The perfect Walker celebration involves finding an activity that’s a) something the subject’s interested in, b) fun, and c) slightly humiliating.
They found the perfect thing. First of all, it was a tour of St. Paul, the more colorful of our Twin Cities (there are two of them, reading from left to right, in case you’re wondering). Secondly, it was a history tour—right down my alley. Thirdly (and this was the clincher) it was a Segway tour, giving me (and, to be fair, all of us) the opportunity to look like dorks on the hallowed avenues of our state’s capitol.
It was a huge success. Honestly, my conservative, hidebound reservations about the Segway remain firmly in place. But it would be vain to deny that the things are easy to learn and a whole lot more fun than you think they’ll be.

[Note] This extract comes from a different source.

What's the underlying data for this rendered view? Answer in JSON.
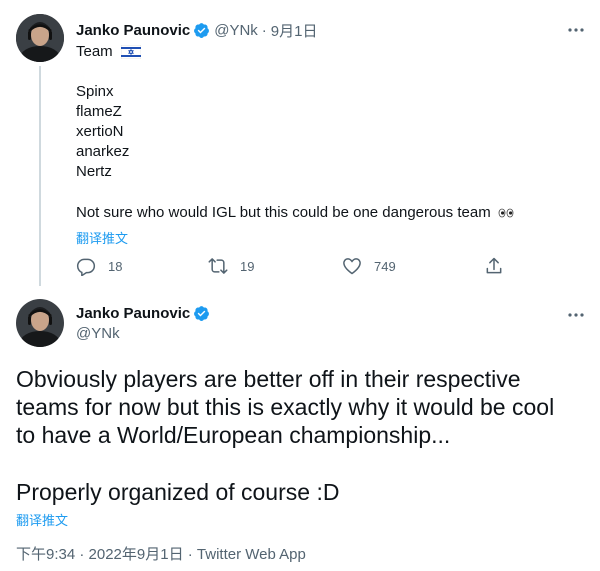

The wonderful thing about a Segway is that it’s intuitive. You lean forward and it goes forward. You straighten up and it stops. Lean back (just a little) and it goes into reverse. You lean on the handlebar to go right or left. Because the machine senses your movements, and there’s no intermediate stage of controls and levers, it soon starts feeling like a part of you. When you have to yield it up at the end of your allotted time, you miss it, like an amputated (if numb) limb.
I hasten to add that this has not turned me into a “small is beautiful” greenie. The trouble with the Segway is that fun is about all it’s good for. When I ask myself, “What’s this marvelous device in service of?” the only answer I can come up with is, a showy toy for people with a lot of surplus money. It’s a cheap way (cheap in mileage, not in initial cost) to get around town, but most of us carry things when we travel, often bulky things. You can hang a backpack on a Segway, but that’s about the limit of its carrying capacity (I wonder if they sell a trailer).
My hope for the Segway is that American ingenuity can find a way to translate this cool technology into something actually useful—a new generation of wheelchairs, for instance. This is too good to languish as a rich man’s toy.
To my family, in any case, thanks for a very enjoyable day.